OpenFaaS IAM provides built-in function authentication without any code changes. Set the jwt_auth environment variable on the function and configure a Role and Policy to control who can invoke it.

functions:
  deploy-function:
    lang: python3-http
    handler: ./deploy-function
    image: ttl.sh/openfaas-examples/deploy-function:latest
    secrets:
    - openfaas-password
    environment:
      jwt_auth: "true"

The watchdog enforces authentication automatically — callers must present a valid function access token in the Authorization: Bearer header. The request will never reaches the function handler if the token is missing or invalid.

See Function Authentication for how to configure Roles and Policies and obtain function access tokens.

Implement authentication in the handler

The handler can validate any credential that suits your use case — a pre-shared token, an API key, or any other scheme. The example below uses a pre-shared token stored as an OpenFaaS secret and compared against the Authorization: Bearer header — any request without a valid token is rejected before any API calls are made.

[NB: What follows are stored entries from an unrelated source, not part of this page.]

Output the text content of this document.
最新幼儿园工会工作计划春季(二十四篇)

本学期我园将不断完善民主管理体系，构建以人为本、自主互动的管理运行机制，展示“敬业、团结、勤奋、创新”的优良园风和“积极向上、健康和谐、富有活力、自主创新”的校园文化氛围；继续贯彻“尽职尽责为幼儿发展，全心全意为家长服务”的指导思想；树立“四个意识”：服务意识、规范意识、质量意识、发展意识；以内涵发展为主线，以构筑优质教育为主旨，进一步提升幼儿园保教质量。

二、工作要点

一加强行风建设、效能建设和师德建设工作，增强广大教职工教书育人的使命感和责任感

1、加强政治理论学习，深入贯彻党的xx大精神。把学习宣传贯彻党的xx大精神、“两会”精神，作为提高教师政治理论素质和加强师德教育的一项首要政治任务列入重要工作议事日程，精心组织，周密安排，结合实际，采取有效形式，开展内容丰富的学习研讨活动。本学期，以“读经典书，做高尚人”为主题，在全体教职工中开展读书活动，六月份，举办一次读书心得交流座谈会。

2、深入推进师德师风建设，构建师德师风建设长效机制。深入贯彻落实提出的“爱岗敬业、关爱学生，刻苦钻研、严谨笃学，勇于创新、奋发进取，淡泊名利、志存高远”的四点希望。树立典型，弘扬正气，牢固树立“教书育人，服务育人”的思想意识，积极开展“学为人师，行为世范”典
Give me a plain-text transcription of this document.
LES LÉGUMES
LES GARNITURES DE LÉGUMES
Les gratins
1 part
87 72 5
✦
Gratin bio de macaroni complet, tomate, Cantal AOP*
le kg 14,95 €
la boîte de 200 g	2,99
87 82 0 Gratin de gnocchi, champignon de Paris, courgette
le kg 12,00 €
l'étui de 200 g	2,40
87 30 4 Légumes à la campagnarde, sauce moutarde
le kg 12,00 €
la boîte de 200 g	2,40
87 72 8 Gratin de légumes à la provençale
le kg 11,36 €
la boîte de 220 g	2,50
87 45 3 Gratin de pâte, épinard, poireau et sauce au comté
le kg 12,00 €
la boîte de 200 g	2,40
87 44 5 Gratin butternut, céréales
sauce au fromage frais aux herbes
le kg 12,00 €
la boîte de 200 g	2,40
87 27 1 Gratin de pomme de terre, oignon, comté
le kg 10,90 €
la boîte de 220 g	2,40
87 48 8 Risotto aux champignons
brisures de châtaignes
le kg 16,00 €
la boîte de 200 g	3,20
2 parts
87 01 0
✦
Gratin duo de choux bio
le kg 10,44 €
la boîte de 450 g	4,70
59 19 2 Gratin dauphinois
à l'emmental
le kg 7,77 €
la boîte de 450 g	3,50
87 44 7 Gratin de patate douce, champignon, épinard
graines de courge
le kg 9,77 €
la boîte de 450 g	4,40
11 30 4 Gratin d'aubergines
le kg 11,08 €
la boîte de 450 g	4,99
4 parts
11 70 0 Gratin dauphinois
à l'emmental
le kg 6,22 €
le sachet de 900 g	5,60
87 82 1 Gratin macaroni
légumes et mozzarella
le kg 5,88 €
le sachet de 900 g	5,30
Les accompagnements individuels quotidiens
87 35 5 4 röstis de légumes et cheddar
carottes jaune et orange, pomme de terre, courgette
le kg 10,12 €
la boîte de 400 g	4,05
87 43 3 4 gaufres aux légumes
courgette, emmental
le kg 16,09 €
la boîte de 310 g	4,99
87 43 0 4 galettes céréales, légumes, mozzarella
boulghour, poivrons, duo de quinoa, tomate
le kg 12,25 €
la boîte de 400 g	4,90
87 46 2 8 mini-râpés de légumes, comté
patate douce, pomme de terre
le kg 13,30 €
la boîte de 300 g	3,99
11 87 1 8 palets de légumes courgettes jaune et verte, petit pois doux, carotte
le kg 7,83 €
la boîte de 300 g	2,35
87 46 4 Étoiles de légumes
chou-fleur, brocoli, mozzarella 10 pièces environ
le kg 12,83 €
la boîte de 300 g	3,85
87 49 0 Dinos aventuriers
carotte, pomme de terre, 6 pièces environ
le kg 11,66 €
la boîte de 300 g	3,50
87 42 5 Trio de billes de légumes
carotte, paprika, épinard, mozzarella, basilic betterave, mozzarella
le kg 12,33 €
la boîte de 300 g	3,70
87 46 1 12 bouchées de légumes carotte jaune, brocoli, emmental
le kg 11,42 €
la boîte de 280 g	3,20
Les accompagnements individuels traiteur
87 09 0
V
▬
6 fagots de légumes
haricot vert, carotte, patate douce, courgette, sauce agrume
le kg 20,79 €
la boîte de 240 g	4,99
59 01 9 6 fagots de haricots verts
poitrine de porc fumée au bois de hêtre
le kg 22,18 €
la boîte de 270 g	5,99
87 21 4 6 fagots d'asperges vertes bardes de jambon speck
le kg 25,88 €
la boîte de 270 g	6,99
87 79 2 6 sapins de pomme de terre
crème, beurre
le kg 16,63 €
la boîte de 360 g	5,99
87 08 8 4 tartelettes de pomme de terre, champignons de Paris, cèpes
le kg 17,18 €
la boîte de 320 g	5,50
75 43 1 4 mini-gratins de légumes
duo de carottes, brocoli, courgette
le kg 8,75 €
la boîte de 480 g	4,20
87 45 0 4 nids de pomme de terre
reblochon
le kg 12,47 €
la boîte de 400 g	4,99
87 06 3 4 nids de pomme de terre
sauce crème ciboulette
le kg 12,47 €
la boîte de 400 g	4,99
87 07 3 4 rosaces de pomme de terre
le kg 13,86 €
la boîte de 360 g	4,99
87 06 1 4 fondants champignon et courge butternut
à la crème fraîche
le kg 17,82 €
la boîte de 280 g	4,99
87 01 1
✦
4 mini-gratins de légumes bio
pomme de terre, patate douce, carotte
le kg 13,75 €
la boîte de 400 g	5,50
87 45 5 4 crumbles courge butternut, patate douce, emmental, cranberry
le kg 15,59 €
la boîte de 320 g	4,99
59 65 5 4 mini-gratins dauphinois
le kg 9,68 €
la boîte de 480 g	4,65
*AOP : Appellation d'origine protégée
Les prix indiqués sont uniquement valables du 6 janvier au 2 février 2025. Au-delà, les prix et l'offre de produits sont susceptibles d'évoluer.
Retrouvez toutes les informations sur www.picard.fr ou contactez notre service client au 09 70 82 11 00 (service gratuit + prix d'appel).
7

Add the valid_bearer helper and a token check at the top of the handler:

 import os
 import json
 import requests

 def handle(event, context):
+    token = read_secret("deploy-function-token")
+    if not valid_bearer(token, event.headers):
+        return {"statusCode": 401, "body": "Unauthorized"}
+
     gateway = os.getenv("gateway_url", "http://gateway.openfaas:8080")
     password = read_secret("openfaas-password")
     auth = ("admin", password)
@@ ...

+def valid_bearer(token, headers):
+    if "Authorization" not in headers:
+        return False
+    authz = headers["Authorization"]
+    if not authz.startswith("Bearer "):
+        return False
+    return authz.split(" ", 1)[1] == token
+
 def read_secret(name):
     with open("/var/openfaas/secrets/" + name, "r") as f:
         return f.read().strip()

Add the new secret to stack.yaml:

     secrets:
     - openfaas-password
+    - deploy-function-token

Generate and create the token secret:

faas-cli secret generate -o ./deploy-function-token.txt
faas-cli secret create deploy-function-token \
  --from-file=./deploy-function-token.txt

Redeploy the function and invoke it with the token:

faas-cli up \
 --filter deploy-function \
 --tag digest

curl -X POST http://127.0.0.1:8080/function/deploy-function \
  -H "Authorization: Bearer $(cat ./deploy-function-token.txt)" \
  -H "Content-Type: application/json" \
  --data '{
    "name": "env",
    "image": "ghcr.io/openfaas/alpine:latest",
    "namespace": "staging"
  }'

A request without a valid token returns 401 Unauthorized.